The fire was "horrible," "much too big" and was scorching the trees, she said.

When a man who identified himself as the volunteer fire chief showed up at her door, he and Duperre got into an argument. Duperre said she recorded the conversation on her cellphone at 9:48 p.m. CST.

Danielle Duperre called 911 on October 2 to ask the dispatcher to send police to monitor a bonfire she said was threatening her trees. (Josee St-Onge/CBC)

On the recording, when Duperre asked the man who he was, he answered, "I am the fire chief," but he didn't give her his name. The fire chief in Manor is Troy Chapman.
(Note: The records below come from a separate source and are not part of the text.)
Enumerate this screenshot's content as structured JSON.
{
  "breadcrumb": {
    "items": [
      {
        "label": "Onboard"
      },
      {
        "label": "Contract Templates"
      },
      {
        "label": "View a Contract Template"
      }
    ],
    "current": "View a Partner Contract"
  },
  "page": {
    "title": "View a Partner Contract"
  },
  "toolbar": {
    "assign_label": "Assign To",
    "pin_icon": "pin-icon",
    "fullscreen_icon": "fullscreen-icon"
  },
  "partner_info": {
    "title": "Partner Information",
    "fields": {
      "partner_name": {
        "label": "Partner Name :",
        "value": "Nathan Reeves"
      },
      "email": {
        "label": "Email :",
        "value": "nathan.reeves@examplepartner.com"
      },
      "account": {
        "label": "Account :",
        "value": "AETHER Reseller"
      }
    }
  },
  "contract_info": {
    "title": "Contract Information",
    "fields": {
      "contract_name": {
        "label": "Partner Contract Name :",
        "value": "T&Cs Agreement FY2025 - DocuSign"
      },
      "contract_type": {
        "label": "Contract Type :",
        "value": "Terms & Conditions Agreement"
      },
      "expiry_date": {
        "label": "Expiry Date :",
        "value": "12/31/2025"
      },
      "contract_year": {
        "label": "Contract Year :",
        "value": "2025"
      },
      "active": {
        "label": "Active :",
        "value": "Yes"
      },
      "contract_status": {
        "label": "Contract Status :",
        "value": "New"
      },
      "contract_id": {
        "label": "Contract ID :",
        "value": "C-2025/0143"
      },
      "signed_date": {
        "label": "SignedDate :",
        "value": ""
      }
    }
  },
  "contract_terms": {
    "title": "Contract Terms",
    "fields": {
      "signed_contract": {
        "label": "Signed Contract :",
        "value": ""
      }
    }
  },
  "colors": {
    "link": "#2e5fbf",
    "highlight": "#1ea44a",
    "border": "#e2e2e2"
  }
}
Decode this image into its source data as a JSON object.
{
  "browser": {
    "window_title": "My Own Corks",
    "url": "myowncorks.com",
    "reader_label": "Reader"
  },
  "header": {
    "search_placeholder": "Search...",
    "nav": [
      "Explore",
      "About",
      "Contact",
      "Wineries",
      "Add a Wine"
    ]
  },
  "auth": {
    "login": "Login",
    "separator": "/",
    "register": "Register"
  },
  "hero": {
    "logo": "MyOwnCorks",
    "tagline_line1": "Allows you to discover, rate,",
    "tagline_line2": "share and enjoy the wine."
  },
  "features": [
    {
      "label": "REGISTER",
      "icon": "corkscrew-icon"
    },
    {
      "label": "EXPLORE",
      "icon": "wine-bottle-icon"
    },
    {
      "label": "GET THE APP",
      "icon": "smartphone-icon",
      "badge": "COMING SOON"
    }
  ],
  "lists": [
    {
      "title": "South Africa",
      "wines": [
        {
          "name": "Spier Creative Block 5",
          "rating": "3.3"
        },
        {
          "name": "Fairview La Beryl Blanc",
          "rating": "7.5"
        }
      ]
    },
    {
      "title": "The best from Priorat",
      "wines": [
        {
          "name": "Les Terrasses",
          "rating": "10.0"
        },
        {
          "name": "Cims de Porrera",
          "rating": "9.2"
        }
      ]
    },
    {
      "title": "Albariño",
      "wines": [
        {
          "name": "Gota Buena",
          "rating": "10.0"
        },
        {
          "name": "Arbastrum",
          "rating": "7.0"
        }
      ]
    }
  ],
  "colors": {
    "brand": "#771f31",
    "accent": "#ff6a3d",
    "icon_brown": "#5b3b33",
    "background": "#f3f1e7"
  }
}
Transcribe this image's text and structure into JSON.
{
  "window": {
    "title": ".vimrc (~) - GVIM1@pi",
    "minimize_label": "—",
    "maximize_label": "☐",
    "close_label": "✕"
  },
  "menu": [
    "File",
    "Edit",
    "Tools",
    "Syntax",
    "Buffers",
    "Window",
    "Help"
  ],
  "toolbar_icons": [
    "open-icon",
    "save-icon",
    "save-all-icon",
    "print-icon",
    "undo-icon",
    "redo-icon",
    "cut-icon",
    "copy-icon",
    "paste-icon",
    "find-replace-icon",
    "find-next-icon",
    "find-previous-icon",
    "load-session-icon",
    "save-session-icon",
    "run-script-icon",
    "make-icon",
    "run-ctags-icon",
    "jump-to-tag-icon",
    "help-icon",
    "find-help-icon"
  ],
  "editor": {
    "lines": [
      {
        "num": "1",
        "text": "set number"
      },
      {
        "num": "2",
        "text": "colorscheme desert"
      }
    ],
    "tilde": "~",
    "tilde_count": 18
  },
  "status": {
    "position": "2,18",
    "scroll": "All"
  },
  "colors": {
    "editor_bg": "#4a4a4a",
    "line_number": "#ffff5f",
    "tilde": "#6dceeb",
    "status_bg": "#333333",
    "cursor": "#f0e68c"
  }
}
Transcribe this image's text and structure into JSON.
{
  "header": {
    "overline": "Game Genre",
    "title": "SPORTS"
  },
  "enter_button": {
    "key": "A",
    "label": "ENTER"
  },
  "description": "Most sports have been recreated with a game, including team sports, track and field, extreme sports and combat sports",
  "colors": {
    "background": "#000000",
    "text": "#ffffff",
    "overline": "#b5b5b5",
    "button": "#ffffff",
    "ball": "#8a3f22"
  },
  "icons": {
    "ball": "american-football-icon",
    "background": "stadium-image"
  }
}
"Are you going to pay for this shit?" the man asked Duperre.

"What do you mean?" Duperre replied.

"911 call," he said. "Are you going to pay for this?"

"Why?" Duperre asked.

"Because there's nothing going on over there," he said. "Between your little petty f--king French shit going on, I'm getting f--king tired of this shit."

"My trees are burned," she said.

"You know what you need to do?" the man said. "Go back to f--king Montreal where you belong."

From Montreal to small town Saskatchewan

Duperre said she moved from Montreal after falling in love with a 1905 house in Manor. She's been living there full-time for 1½ years.

She said she has had no previous history with the fire chief or the town. One time she called to complain about a dog that was constantly barking. She's had some concerns about snow clearing and garbage pickup, but that's about it, she said.

While some people in town have been friendly and others have been "mean," this is the first time she has come across anyone so overtly anti-French, she said.

Danielle Duperre says she took this photo of the bonfire that led to her 911 call. (Courtesy Danielle Duperre)

Duperre said she's also disappointed at the response by local RCMP members. One officer who was at the scene of the Oct. 2 incident did not intervene when the fire chief was berating her, she said.

When Duperre told the RCMP she wanted to make a complaint. A local Mountie acknowledged the fire chief was rude, but told Duperre she shouldn't have called 911, she said.

An RCMP member told her it was not a criminal matter and she would have to make a complaint with the village. 

On Tuesday night, the village council presented an apology letter to Duperre. The fire chief was not at the meeting and the letter was not from him. The letter mentions that he will be reprimanded, but offers no other details.

RCMP not helpful, complainant says

Duperre said she is disappointed and feels that the letter is just to save face and that nothing will happen. 

Radio-Canada made several attempts to reach Chapman on Tuesday, but he has not responded.

The mayor of Manor also turned down CBC's interview requests on Tuesday night.

Duperre said the incident has left her with mixed feeling about her adoptive community and province.

Saskatchewan a 'marvellous' province

"Saskatchewan is a marvellous province," she said. "Right now, I don't feel very, very good."

Manor is in the southeast part of the province, about 114 kilometres northeast of Estevan. There were 322 people in the village, according to the 2011 census.